L'Ombrino aveva da fare nulla fino al tramonto, quando doveva, per sua natura, andare a riposare. Ma era piccolo, appena appena svezzato, non sapeva nemmeno come passano le giornate quelli che hanno sempre tanto da fare nulla. Ignorando ignorando, capì che tanti di quelli si occupavano della letteratura in rete. Scrivevano romanzi, racconti e poesie? Macché! Facevano i ragionamenti su i' letterativo, e guai a contraddirli. Infatti Ombrino, che il soprannome se l’era meritato anche per via che ci aveva un carattere ombroso e non poteva farammeno di ombreggiare, capì subitaneo, appena cercò di avvicinarli, che si trattava di gente altera, che s'arrabbiava per un nonnulla, che scriveva solo nelle pause, il resto del tempo parlava attaccata a un coso che chiamavano qualche cosa più less, dicendo solitanei: «massì, no, massì, no, no, no, massì», e smettevano. Poi ripigliavano: «non se ne parla nemmeno, mi lasci perde’ tempo quanto mi pare! Oh, la 'un lo vede quant'e 'un c'ho da fare nulla?!».
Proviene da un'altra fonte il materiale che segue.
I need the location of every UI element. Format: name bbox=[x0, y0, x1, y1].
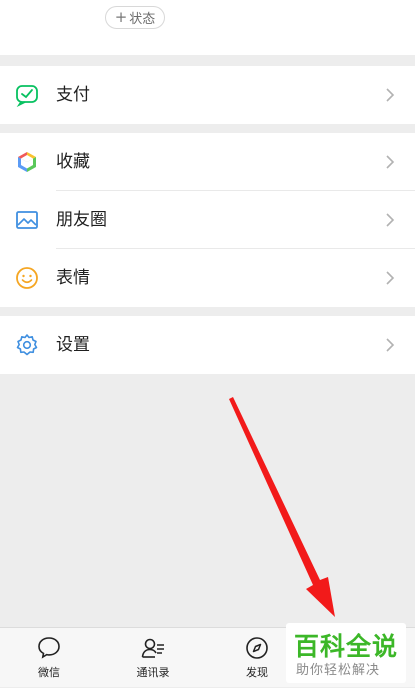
menu-group-settings: 设置 bbox=[0, 316, 415, 374]
add-status-button[interactable]: + 状态 bbox=[105, 6, 165, 29]
gear-icon bbox=[15, 333, 39, 357]
smiley-icon bbox=[15, 266, 39, 290]
menu-item-settings-label: 设置 bbox=[56, 335, 90, 355]
cube-icon bbox=[15, 150, 39, 174]
tab-chats-label: 微信 bbox=[38, 666, 60, 679]
chevron-right-icon bbox=[386, 213, 395, 227]
watermark-title: 百科全说 bbox=[294, 632, 399, 661]
menu-item-moments-label: 朋友圈 bbox=[56, 210, 107, 230]
menu-item-pay-label: 支付 bbox=[56, 85, 90, 105]
pay-icon bbox=[15, 83, 39, 107]
picture-icon bbox=[15, 208, 39, 232]
tab-chats[interactable]: 微信 bbox=[14, 628, 84, 688]
watermark: 百科全说 助你轻松解决 bbox=[286, 623, 406, 683]
contacts-icon bbox=[141, 638, 164, 658]
chevron-right-icon bbox=[386, 155, 395, 169]
menu-group-content: 收藏 朋友圈 表情 bbox=[0, 133, 415, 307]
menu-item-favorites-label: 收藏 bbox=[56, 152, 90, 172]
chevron-right-icon bbox=[386, 271, 395, 285]
menu-item-stickers[interactable]: 表情 bbox=[0, 249, 415, 307]
compass-icon bbox=[246, 637, 268, 659]
menu-item-moments[interactable]: 朋友圈 bbox=[0, 191, 415, 249]
tab-contacts-label: 通讯录 bbox=[136, 666, 170, 679]
chevron-right-icon bbox=[386, 88, 395, 102]
chat-bubble-icon bbox=[38, 637, 60, 659]
plus-icon: + bbox=[114, 8, 128, 26]
tab-contacts[interactable]: 通讯录 bbox=[118, 628, 188, 688]
profile-header: + 状态 bbox=[0, 0, 415, 55]
add-status-label: 状态 bbox=[129, 12, 156, 27]
menu-item-settings[interactable]: 设置 bbox=[0, 316, 415, 374]
chevron-right-icon bbox=[386, 338, 395, 352]
menu-item-pay[interactable]: 支付 bbox=[0, 66, 415, 124]
tab-discover-label: 发现 bbox=[246, 666, 268, 679]
menu-group-pay: 支付 bbox=[0, 66, 415, 124]
menu-item-stickers-label: 表情 bbox=[56, 268, 90, 288]
tab-discover[interactable]: 发现 bbox=[222, 628, 292, 688]
menu-item-favorites[interactable]: 收藏 bbox=[0, 133, 415, 191]
watermark-subtitle: 助你轻松解决 bbox=[296, 663, 381, 678]
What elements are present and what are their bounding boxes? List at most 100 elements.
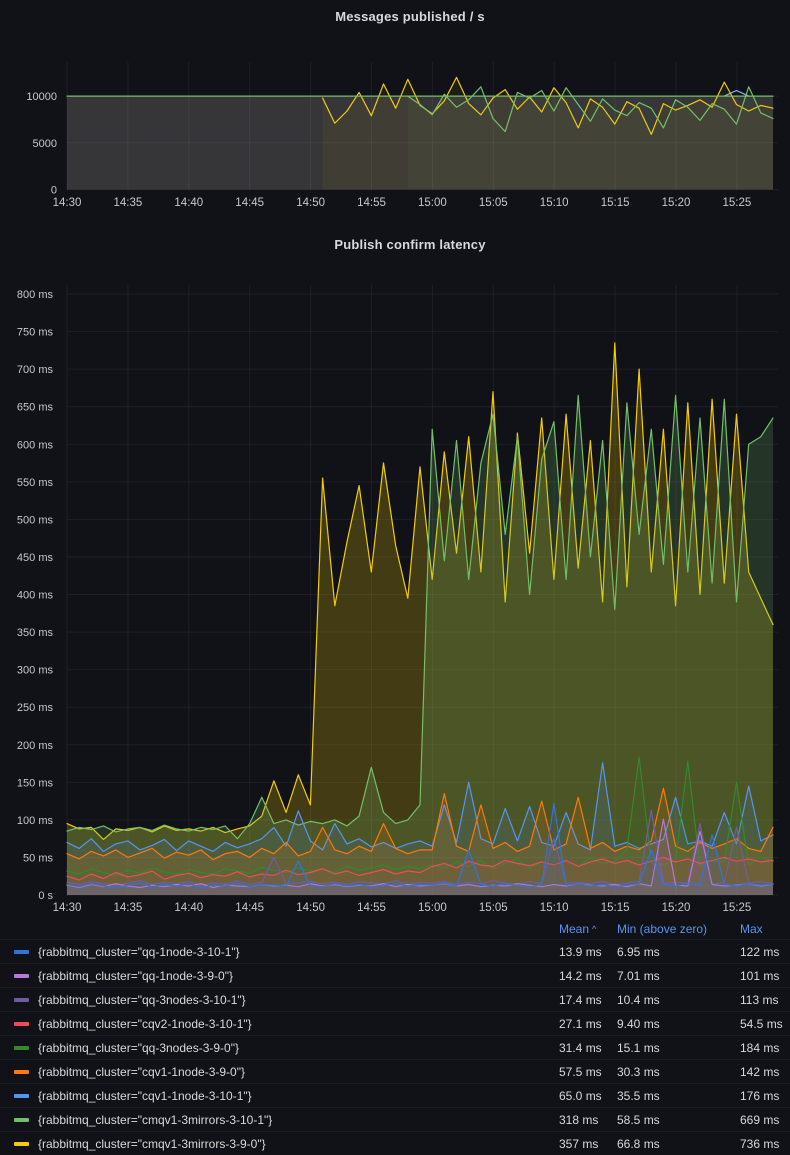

Volere o volare, a Ombrino gli toccava passarla la giornata, da qualche parte. Però questi, che erano parecchiamente spocchiosi e si vantavano di avere sempre da non fare nulla nella letteratura, ci avevano due nomi; invece lui uno solo, Larry, che si era dato i primi mesi di girovagare. La prima cosa, capì, per presentarsi in società, era il secondo nome. Decise massì no, come ripetevano al less più qualche cosa i boss letterativi. Larry massì no, Massino.
Con questo nome si presentò e disse la sua, nella rete, perché aveva visto che si faceva così tra quelli che hanno tanto da fare nulla: si scriveva quello che si pensava del letterativo e compariva il commentino a farombra a un ragionamentino più grosso, fatto da uno che non ci aveva da fare nulla nemmeno lui, che riteneva però un nulla più importante.